A Three-Stage Offline SDRE-Based Control Framework for Human Motion Reproduction on a Suspended Bipedal Robot

TL;DR

This paper introduces a three-stage offline control framework utilizing SDRE, optimization, and PID-LQR methods to accurately reproduce human motion on a suspended bipedal robot for exoskeleton testing.

Contribution

It presents a novel three-stage control strategy combining model-based, optimization, and data-driven techniques for precise human motion reproduction on robots.

Findings

Achieved average RMSE below 3 degrees in motion tracking.

Validated the control framework on a suspended bipedal robot platform.

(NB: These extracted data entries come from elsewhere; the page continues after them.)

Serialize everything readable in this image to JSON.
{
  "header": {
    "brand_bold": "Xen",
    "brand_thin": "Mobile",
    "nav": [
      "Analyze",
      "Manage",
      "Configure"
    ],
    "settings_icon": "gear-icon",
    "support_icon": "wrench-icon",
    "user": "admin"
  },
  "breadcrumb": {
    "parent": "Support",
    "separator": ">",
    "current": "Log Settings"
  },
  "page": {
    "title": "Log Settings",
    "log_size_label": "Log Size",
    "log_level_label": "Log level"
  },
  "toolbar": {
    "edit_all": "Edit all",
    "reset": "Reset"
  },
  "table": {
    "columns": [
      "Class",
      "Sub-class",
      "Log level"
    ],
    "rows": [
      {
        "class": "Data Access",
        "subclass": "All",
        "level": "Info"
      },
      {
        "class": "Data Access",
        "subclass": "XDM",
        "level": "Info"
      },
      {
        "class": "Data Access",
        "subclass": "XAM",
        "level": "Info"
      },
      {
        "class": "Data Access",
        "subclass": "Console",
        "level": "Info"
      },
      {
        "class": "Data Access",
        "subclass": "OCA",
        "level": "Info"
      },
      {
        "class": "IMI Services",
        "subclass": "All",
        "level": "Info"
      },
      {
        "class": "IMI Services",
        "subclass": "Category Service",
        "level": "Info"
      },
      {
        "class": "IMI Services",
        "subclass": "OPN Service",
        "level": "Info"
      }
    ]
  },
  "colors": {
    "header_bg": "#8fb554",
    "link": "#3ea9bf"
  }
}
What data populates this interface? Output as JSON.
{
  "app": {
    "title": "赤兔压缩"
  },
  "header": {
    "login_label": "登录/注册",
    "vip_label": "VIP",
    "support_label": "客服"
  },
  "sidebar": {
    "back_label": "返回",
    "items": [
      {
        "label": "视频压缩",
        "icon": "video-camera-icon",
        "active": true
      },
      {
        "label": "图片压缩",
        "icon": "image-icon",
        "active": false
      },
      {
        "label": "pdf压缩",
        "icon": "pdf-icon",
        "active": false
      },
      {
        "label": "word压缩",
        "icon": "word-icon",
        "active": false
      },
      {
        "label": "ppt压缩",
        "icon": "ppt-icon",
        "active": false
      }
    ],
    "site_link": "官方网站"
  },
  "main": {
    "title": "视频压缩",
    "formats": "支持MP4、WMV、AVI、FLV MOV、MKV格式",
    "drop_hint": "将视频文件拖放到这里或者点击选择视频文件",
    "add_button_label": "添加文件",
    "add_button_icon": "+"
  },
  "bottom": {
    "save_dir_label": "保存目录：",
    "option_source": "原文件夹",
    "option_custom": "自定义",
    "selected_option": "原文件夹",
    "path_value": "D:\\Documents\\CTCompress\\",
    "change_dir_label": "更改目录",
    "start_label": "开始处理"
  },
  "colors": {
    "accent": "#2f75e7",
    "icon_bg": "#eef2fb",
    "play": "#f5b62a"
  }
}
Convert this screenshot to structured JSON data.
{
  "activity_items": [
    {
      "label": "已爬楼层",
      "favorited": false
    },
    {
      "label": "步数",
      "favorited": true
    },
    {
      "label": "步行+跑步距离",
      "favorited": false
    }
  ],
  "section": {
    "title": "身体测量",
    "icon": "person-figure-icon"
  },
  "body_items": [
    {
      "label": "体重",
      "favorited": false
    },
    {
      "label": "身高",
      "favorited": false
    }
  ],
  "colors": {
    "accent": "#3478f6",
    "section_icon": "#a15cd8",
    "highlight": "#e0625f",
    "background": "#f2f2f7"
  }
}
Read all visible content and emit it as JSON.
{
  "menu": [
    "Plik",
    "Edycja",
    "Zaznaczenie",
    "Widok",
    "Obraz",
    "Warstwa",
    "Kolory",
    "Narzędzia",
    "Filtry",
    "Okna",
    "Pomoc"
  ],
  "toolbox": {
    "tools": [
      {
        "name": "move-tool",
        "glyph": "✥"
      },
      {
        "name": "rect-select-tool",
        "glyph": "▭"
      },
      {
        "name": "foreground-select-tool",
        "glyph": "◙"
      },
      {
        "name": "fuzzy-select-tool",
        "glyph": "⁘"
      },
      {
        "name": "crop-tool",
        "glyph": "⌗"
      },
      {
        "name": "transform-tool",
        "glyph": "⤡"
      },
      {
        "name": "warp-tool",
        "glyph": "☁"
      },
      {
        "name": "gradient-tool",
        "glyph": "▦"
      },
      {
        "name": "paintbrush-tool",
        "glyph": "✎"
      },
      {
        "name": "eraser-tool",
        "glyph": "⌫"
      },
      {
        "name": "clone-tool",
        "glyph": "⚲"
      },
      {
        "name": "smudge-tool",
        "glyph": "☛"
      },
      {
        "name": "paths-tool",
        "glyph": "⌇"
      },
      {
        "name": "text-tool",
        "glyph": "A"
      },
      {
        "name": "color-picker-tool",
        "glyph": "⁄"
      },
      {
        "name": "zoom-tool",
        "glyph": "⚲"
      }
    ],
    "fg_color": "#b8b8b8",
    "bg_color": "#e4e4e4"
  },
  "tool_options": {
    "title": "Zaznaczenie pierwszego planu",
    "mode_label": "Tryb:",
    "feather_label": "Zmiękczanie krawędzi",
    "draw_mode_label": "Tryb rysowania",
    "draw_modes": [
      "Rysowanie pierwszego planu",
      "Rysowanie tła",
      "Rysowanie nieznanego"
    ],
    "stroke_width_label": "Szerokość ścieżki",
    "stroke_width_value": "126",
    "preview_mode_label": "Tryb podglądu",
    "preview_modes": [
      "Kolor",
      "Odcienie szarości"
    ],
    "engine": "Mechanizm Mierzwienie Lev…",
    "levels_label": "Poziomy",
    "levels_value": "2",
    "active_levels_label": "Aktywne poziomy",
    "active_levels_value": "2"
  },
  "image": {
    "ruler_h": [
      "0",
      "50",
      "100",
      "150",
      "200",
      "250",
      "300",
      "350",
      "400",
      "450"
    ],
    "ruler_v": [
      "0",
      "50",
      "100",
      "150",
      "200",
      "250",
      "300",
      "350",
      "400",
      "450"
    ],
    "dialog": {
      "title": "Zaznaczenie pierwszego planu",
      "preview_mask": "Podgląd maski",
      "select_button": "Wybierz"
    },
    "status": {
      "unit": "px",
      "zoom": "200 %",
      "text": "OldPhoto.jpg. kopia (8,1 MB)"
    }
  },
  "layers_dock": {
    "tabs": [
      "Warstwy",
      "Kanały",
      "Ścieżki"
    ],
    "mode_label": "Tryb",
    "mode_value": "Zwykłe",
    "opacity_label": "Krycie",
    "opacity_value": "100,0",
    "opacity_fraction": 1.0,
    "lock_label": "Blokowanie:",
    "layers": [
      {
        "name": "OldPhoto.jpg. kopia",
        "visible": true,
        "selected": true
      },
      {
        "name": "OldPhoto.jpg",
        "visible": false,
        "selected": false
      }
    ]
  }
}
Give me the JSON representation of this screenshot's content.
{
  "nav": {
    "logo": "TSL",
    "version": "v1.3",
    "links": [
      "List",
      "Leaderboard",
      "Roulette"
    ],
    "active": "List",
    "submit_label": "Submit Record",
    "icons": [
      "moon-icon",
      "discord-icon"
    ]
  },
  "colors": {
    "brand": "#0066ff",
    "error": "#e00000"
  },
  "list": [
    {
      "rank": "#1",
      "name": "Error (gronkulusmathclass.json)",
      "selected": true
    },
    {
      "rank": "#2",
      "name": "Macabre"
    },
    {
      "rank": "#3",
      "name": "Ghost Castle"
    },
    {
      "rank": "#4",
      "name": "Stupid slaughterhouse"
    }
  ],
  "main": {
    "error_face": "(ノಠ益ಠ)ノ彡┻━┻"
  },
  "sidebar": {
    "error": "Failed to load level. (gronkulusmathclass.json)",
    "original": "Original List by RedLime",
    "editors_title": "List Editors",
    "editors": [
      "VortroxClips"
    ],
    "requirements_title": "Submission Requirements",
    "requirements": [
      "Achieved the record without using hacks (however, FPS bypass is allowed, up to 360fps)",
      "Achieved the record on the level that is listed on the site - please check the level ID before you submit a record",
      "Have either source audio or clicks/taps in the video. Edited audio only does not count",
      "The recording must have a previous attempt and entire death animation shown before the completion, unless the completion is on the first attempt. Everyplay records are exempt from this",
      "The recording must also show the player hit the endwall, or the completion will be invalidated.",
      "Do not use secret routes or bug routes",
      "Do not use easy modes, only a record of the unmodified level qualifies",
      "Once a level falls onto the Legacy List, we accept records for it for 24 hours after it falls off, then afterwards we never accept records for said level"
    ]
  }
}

Demonstrated high fidelity in reproducing squatting and walking motions.

Abstract

During the development of wearable exoskeletons, evaluations involving human subjects pose inherent safety risks. Therefore, systematic testing is often conducted using robots that emulate human motion. However, reproducing human movements is challenging due to differences in robot structure and actuator characteristics. This study proposes a three-stage offline control strategy that uses motion-capture data and robot-specific properties to generate control commands for accurate motion replication. First, an optimal torque trajectory is generated via a State-Dependent Riccati Equation (SDRE) controller based on the dynamic model of the bipedal system. Second, joint velocity and acceleration command sequences are synthesized through parameterized optimization under actuator constraints. Finally, a data-driven PID-LQR offline controller refines these commands by minimizing the tracking error between the desired and executed motions. Experimental validation is performed on a suspended bipedal robot platform designed for the evaluation of gravity-counteracting exoskeletons. Motion-capture data collected from squatting and walking tasks are used for system assessment. The experimental results demonstrate high tracking fidelity, with an average root mean square error (RMSE) below 3 degrees. These results verify the effectiveness of the proposed three-stage control strategy for robot-based systematic testing of exoskeletons.